I had done everything right. I found a firm through a YouTube channel I trusted - the consultant had built real credibility online, years of content, thousands of subscribers. The videos were detailed, knowledgeable, genuinely helpful. When I decided to hire them for my Canadian Permanent Residency application, I chose their most expensive tier: "Complete Handling." The one where they were supposed to manage everything.
I paid. I uploaded my documents. I waited.
Days passed. Then weeks. I'd send a message - I'd get a response, but nothing concrete. Reassurances. "We're working on your file." "No worries, you have time." I believed them. I had paid for Complete Handling, after all.
Then, with less than two weeks remaining in my 60-day window, I started receiving feedback. Real feedback. Issues I didn't know existed. My employment letter had a date inconsistency. A field on one of the IRCC forms didn't match my uploaded documents. My bank statement needed to be more recent. Items that could have been identified - and resolved - in week one.
I got my PR. It worked out.

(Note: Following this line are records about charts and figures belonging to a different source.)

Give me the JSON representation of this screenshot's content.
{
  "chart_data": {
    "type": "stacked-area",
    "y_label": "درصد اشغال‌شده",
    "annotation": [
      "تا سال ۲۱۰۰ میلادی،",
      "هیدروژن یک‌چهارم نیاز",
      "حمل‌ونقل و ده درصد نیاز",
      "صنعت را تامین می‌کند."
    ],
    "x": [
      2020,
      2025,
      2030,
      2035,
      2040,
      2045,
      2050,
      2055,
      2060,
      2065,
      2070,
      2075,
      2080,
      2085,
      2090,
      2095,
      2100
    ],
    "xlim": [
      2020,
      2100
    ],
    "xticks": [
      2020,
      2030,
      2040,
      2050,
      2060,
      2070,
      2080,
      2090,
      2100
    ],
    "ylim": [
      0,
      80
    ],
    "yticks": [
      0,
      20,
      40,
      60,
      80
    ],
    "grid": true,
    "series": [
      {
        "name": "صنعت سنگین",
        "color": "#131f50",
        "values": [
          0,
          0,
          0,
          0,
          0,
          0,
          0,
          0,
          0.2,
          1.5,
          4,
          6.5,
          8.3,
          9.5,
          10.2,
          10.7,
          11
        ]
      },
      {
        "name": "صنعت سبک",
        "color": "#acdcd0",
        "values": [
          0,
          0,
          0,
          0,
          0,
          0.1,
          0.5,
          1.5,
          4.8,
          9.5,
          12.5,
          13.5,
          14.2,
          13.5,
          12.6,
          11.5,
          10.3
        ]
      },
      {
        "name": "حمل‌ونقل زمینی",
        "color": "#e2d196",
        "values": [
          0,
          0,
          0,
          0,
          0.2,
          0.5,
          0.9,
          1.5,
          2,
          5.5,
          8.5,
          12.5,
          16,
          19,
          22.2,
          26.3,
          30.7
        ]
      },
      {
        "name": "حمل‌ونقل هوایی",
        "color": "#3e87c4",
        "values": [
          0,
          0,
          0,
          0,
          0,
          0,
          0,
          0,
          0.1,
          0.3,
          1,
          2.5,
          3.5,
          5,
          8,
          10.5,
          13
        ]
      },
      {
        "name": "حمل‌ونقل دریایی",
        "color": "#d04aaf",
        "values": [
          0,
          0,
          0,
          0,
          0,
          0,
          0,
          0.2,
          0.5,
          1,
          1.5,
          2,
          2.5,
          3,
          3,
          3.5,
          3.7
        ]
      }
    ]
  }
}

But the experience left me genuinely shaken - not because anything had gone catastrophically wrong, but because of how easily it could have. And because I had paid a premium price precisely to avoid that kind of experience.
I started asking around. Talking to other immigrants who had used similar services. The stories were consistent: late feedback, last-minute scrambles, document issues discovered close to deadlines, expensive fees for services that felt manual, opaque, and slow.
I'm a technologist. I understand what AI can do. And I looked at the immigration process and saw it clearly: the vast majority of consultant time is spent on work that doesn't require human expertise. Scanning documents. Checking dates. Cross-referencing names. Filling forms. Chasing clients for missing items. All of this can be automated - instantly, accurately, at scale. That frees the consultant to do what actually requires expertise: judgment, strategy, advice, review.